Voglia di famiglia

di Giorgio Marcello

Forza e debolezza dell’accoglienza in famiglia.

La crescita progressiva della percentuale di separazioni e l’abbassamento drastico (anche nelle regioni meridionali) del tasso di natalità sono tra gli indicatori più eloquenti dell’indebolimento della struttura familiare. La precarizzazione familiare colpisce sia l’ambito delle relazioni che quello delle condizioni materiali di vita.

Se è vero, inoltre, che si va riducendo la funzione di ammortizzazione sociale della famiglia – proprio per l’indebolimento dei legami tra i suoi componenti – al tempo stesso continua a gravare su di essa il maggior peso della cura delle persone più deboli (che vivono al suo interno). È per questo che si parla di “famiglie sotto stress”. Accanto allo stress delle famiglie che realizzano di essere oberate e sole, c’è il disorientamento di quelle che vivono in contesti sociali – e culturali – deresponsabilizzanti.

Come Rete Bambini, ragazzi e famiglie al sud, al convegno di Paestum ci siamo chiesti quale può essere il riverbero di questa situazione sulle nostre esperienze e sulla ricerca che ormai da tempo andiamo condividendo.

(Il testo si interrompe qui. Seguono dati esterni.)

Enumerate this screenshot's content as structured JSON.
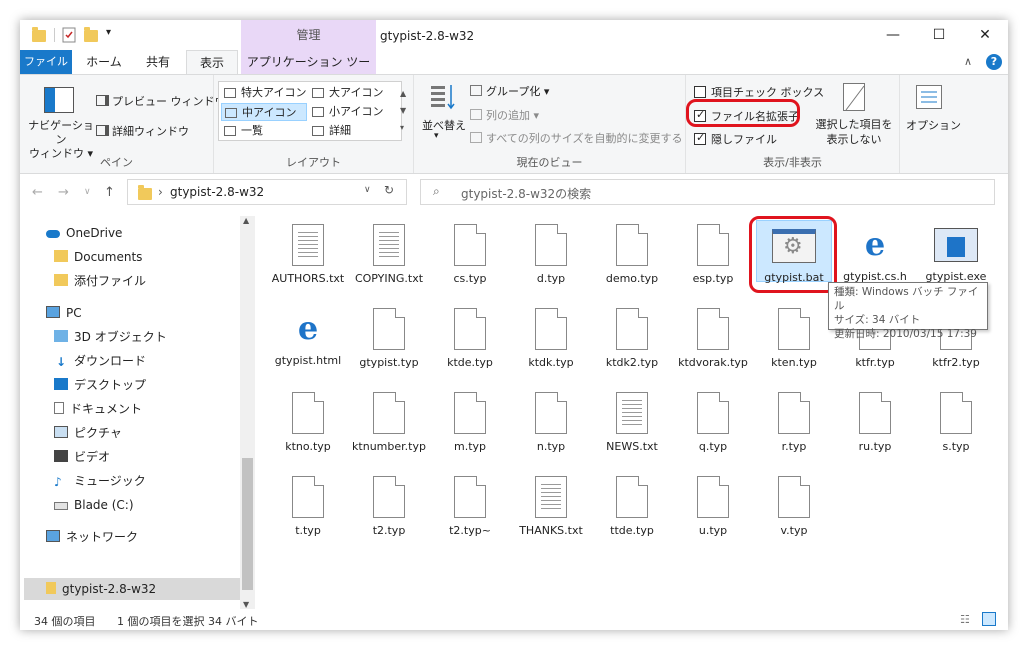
{
  "window": {
    "title": "gtypist-2.8-w32",
    "context_tab_title": "管理",
    "controls": {
      "minimize": "—",
      "maximize": "☐",
      "close": "✕"
    }
  },
  "tabs": {
    "file": "ファイル",
    "home": "ホーム",
    "share": "共有",
    "view": "表示",
    "app_tools": "アプリケーション ツール"
  },
  "ribbon": {
    "pane": {
      "nav_pane": "ナビゲーション\nウィンドウ ▾",
      "preview": "プレビュー ウィンドウ",
      "details": "詳細ウィンドウ",
      "label": "ペイン"
    },
    "layout": {
      "items": [
        "特大アイコン",
        "大アイコン",
        "中アイコン",
        "小アイコン",
        "一覧",
        "詳細"
      ],
      "selected": "中アイコン",
      "label": "レイアウト"
    },
    "current_view": {
      "sort": "並べ替え",
      "group": "グループ化 ▾",
      "add_column": "列の追加 ▾",
      "fit_columns": "すべての列のサイズを自動的に変更する",
      "label": "現在のビュー"
    },
    "show_hide": {
      "item_checkbox": "項目チェック ボックス",
      "ext": "ファイル名拡張子",
      "hidden": "隠しファイル",
      "hide_selected": "選択した項目を\n表示しない",
      "label": "表示/非表示"
    },
    "options": "オプション"
  },
  "address": {
    "path": "gtypist-2.8-w32",
    "search_placeholder": "gtypist-2.8-w32の検索"
  },
  "nav": {
    "items": [
      {
        "label": "OneDrive",
        "indent": 0
      },
      {
        "label": "Documents",
        "indent": 1
      },
      {
        "label": "添付ファイル",
        "indent": 1
      },
      {
        "label": "PC",
        "indent": 0
      },
      {
        "label": "3D オブジェクト",
        "indent": 1
      },
      {
        "label": "ダウンロード",
        "indent": 1
      },
      {
        "label": "デスクトップ",
        "indent": 1
      },
      {
        "label": "ドキュメント",
        "indent": 1
      },
      {
        "label": "ピクチャ",
        "indent": 1
      },
      {
        "label": "ビデオ",
        "indent": 1
      },
      {
        "label": "ミュージック",
        "indent": 1
      },
      {
        "label": "Blade (C:)",
        "indent": 1
      },
      {
        "label": "ネットワーク",
        "indent": 0
      },
      {
        "label": "gtypist-2.8-w32",
        "indent": 0
      }
    ]
  },
  "files": [
    {
      "name": "AUTHORS.txt",
      "icon": "text-doc-icon"
    },
    {
      "name": "COPYING.txt",
      "icon": "text-doc-icon"
    },
    {
      "name": "cs.typ",
      "icon": "blank-doc-icon"
    },
    {
      "name": "d.typ",
      "icon": "blank-doc-icon"
    },
    {
      "name": "demo.typ",
      "icon": "blank-doc-icon"
    },
    {
      "name": "esp.typ",
      "icon": "blank-doc-icon"
    },
    {
      "name": "gtypist.bat",
      "icon": "bat-icon"
    },
    {
      "name": "gtypist.cs.h",
      "icon": "ie-icon"
    },
    {
      "name": "gtypist.exe",
      "icon": "exe-icon"
    },
    {
      "name": "gtypist.html",
      "icon": "ie-icon"
    },
    {
      "name": "gtypist.typ",
      "icon": "blank-doc-icon"
    },
    {
      "name": "ktde.typ",
      "icon": "blank-doc-icon"
    },
    {
      "name": "ktdk.typ",
      "icon": "blank-doc-icon"
    },
    {
      "name": "ktdk2.typ",
      "icon": "blank-doc-icon"
    },
    {
      "name": "ktdvorak.typ",
      "icon": "blank-doc-icon"
    },
    {
      "name": "kten.typ",
      "icon": "blank-doc-icon"
    },
    {
      "name": "ktfr.typ",
      "icon": "blank-doc-icon"
    },
    {
      "name": "ktfr2.typ",
      "icon": "blank-doc-icon"
    },
    {
      "name": "ktno.typ",
      "icon": "blank-doc-icon"
    },
    {
      "name": "ktnumber.typ",
      "icon": "blank-doc-icon"
    },
    {
      "name": "m.typ",
      "icon": "blank-doc-icon"
    },
    {
      "name": "n.typ",
      "icon": "blank-doc-icon"
    },
    {
      "name": "NEWS.txt",
      "icon": "text-doc-icon"
    },
    {
      "name": "q.typ",
      "icon": "blank-doc-icon"
    },
    {
      "name": "r.typ",
      "icon": "blank-doc-icon"
    },
    {
      "name": "ru.typ",
      "icon": "blank-doc-icon"
    },
    {
      "name": "s.typ",
      "icon": "blank-doc-icon"
    },
    {
      "name": "t.typ",
      "icon": "blank-doc-icon"
    },
    {
      "name": "t2.typ",
      "icon": "blank-doc-icon"
    },
    {
      "name": "t2.typ~",
      "icon": "blank-doc-icon"
    },
    {
      "name": "THANKS.txt",
      "icon": "text-doc-icon"
    },
    {
      "name": "ttde.typ",
      "icon": "blank-doc-icon"
    },
    {
      "name": "u.typ",
      "icon": "blank-doc-icon"
    },
    {
      "name": "v.typ",
      "icon": "blank-doc-icon"
    }
  ],
  "tooltip": {
    "type": "種類: Windows バッチ ファイル",
    "size": "サイズ: 34 バイト",
    "date": "更新日時: 2010/03/15 17:39"
  },
  "status": {
    "count": "34 個の項目",
    "selected": "1 個の項目を選択  34 バイト"
  },
  "colors": {
    "accent": "#1979ca",
    "highlight": "#e0141e",
    "selection": "#cce8ff"
  }
}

Per anni abbiamo vissuto e proposto l’accoglienza come dimensione da integrare nella normalità dell’esperienza familiare. Il fatto è che si ha sempre di più l’impressione che la condizione normale delle famiglie in Italia sia quella che coincide con l’ esposizione di un numero crescente di esse al rischio della vulnerabilità.

La vulnerabilità, inoltre, ha a che fare con le nostre stesse esperienze di accoglienza. In più occasioni, abbiamo riflettuto sul fatto che l’affido familiare è una esperienza di vulnerabilità condivisa. Non c’è la forza di chi accoglie e la debolezza di chi è accolto. Anche chi accoglie si scopre vulnerabile. Si trova a fare i conti, prima o poi, con i propri limiti.

Un altro spunto di riflessione sviluppato in occasione del convegno ha riguardato la frammentazione delle forme di accoglienza. Nei territori con le percentuali di istituzionalizzazione più alte, si mettono in atto percorsi di deistituzionalizzazione apparente, che in realtà sono funzionali ad una riconversione solo parziale dei vecchi istituti educativo-assistenziali, dichiarati illegittimi dalla legge n.149.

La pratica dell’affidamento familiare viene incoraggiata sempre di meno, anche nei territori in cui essa appariva ben radicata.

Riteniamo che le nuove forme di accoglienza, rappresentate dall’affido professionale e dall’adozione mite, possono essere una opportunità per tanti bambini e adolescenti in difficoltà. Però abbiamo anche l’impressione che esse pongano seri problemi, su cui urge riflettere insieme. Siamo infatti convinti che ricalibrare le modalità di accoglienza – andando verso la standardizzazione delle risposte e l’accentuazione dei profili di competenza – senza tener presente la necessità di fare comunità intorno alle famiglie più in crisi significa mettere in atto percorsi di accoglienza senza prospettiva di futuro, senza progetto; percorsi fondamentalmente neoistituzionalizzanti.

Il convegno di Paestum, del 16-17 marzo 2007, ha rappresentato una importante occasione per impostare e proseguire la ricerca della Rete su alcune questioni di fondo. Ci siamo chiesti qual è il cammino che stiamo facendo sull’affido al sud, e quali scenari si intravedono nelle nostre regioni.

La due giorni di formazione ha ruotato attorno ad una idea di fondo precisa: quella per cui non possiamo riflettere sulle prospettive dell’affido, e dell’accoglienza in generale, senza affrontare la questione della famiglia, come vocazione specifica, nel coro della città.

Proprio per approfondire quest’ultimo aspetto, abbiamo ritenuto che fosse utile avviare una riflessione sui valori, i significati e i punti di crisi connessi alle dimensioni della paternità e della maternità, tenendo presente una duplice prospettiva: quella biblica e quella delle scienze sociali. Tutto ciò, senza trascurare di tenere presente sullo sfondo l’accoglienza e le sue trasformazioni.